What's empathy got to do with healing domestic abuse injury? Everything. Domestic violence healing is much like healing other social trauma and psychological injury.
Hearing You
It all starts with attention. When you are seen and heard by another, you open onto yourself and through that attention, healing begins.
All too often domestic abuse survivors endure years of frustration and bottled-up pain. Their experience falls on deaf ears with the person from whom they seek attention-their battering intimate partner.
There can be repeated failed attempts to share their emotional wounds...leaving their loneliness and injury intact.
When another person steps into that pain with them, something shifts by the mere fact that it draws their attention to what they, too, have repressed. And with this, the shield covering the wound lifts...the false faces fade...and transformation begins.
Feeling You
We think of empathy as the capacity to experience another from their point of experience (simplistically stated). When another person listens to your pain and steps into the point of pain with you, the process deepens.
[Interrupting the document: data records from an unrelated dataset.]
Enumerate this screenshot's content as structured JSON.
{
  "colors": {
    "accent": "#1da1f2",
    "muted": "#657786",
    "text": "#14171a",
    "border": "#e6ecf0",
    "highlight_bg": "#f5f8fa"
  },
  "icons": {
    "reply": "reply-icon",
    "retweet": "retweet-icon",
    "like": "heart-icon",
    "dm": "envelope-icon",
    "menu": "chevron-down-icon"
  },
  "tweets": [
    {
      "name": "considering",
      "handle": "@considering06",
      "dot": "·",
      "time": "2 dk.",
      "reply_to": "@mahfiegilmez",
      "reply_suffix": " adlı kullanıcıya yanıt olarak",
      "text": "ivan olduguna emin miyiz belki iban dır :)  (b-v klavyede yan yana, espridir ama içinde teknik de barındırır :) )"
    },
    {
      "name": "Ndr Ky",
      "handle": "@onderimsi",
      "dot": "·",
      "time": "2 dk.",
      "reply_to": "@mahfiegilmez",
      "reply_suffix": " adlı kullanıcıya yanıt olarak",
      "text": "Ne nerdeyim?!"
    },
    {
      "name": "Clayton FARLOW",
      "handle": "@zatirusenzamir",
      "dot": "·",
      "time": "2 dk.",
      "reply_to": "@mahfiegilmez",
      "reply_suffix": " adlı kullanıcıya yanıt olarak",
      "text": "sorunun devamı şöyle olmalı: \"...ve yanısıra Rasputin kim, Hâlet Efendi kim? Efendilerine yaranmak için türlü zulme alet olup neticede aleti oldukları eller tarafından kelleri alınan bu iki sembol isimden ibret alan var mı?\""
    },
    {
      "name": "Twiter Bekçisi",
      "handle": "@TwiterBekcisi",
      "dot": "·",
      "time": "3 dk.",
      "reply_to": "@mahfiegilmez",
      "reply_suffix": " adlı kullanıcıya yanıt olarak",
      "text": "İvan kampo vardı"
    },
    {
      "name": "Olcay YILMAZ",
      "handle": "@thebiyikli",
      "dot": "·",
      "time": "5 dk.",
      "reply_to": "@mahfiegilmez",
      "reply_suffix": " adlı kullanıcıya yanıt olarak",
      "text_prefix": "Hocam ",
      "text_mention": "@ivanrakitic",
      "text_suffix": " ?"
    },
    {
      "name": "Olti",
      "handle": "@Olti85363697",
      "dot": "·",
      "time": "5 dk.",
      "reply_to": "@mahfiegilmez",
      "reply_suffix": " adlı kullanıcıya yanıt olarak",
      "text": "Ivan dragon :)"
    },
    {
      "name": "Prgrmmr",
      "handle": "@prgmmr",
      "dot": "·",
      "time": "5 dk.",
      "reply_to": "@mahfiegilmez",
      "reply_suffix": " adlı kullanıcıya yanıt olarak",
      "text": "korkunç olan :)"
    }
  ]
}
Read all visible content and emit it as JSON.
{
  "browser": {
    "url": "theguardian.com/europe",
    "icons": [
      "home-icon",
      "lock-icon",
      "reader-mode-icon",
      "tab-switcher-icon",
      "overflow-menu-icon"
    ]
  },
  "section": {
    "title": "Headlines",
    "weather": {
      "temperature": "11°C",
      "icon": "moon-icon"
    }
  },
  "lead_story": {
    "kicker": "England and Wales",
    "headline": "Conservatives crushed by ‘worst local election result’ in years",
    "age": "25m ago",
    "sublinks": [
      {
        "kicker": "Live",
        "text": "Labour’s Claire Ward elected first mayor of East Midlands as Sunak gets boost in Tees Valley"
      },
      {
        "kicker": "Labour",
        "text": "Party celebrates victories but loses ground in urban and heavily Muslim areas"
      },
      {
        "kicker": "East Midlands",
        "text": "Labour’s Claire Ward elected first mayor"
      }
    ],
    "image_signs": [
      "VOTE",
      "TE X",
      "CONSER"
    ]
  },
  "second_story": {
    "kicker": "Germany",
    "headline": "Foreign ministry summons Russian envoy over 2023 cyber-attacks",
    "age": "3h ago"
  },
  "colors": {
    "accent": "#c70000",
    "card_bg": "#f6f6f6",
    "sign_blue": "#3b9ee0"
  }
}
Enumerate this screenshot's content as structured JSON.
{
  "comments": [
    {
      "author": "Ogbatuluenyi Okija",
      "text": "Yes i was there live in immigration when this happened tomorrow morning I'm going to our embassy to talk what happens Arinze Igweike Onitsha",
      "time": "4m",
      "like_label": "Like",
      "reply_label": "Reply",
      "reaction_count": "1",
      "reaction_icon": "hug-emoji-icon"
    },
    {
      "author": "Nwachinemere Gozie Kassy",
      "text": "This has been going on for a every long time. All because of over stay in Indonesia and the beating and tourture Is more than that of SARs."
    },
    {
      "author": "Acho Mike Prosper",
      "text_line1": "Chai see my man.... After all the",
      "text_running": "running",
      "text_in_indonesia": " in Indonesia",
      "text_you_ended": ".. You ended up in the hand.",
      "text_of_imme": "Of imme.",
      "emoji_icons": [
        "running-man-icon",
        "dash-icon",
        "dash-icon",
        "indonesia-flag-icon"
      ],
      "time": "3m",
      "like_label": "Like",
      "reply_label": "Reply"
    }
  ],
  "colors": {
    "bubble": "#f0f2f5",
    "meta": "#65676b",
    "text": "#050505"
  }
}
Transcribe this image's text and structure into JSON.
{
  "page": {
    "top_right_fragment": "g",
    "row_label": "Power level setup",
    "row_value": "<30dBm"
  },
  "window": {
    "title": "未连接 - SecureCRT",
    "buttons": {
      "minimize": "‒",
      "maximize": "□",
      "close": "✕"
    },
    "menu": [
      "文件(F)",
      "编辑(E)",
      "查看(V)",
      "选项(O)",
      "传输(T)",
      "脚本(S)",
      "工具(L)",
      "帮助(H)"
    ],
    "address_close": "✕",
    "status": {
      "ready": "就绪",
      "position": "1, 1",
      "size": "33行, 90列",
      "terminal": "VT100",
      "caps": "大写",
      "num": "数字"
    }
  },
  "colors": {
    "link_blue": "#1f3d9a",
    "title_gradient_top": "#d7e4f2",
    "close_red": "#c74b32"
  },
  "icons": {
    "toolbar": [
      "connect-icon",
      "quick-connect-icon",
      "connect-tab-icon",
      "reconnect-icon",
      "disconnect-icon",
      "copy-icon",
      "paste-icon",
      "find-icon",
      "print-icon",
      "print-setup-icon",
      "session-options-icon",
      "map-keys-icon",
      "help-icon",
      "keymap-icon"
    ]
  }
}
What domestic violence survivors are more accustomed to is hearing that their pain is not real...it is unwarranted, unjustified and unnecessary. And so feeling it is deemed ridiculous.
However, when another person stands with you in your experience of an old or new injury, you walk through it. Its many facets become available to you...and your experiencing of yourself deepens.
Healing You
So, what does empathy have to do with healing from domestic abuse? Everything. It is through the experiential attention that the perspective shifts and healing occurs.
Central to the practice of Restorative Justice is the routine in which the perpetrator attentively listens to the victim's experience of their injury...through which empathy and healing occur. Survivors having this opportunity note the positive impact it has on them.
Healing You and Your Relationship
In domestic abuse counseling, couples cultivate habits of empathy and this supports ongoing communication. Invariably, those that gain the most from domestic abuse therapy are the couples who learn to effortlessly empathize with each other's experience.
If you are stuck in your domestic abuse injury and can't move beyond the pain, seek empathy from another to inspire your healing. If your relationship is stuck in the cycle of abuse, consider cultivating relationship empathy as a cornerstone to healing. It will amaze you to discover how this skill of relationship empathy fosters you and your partner's mutual trust and respect.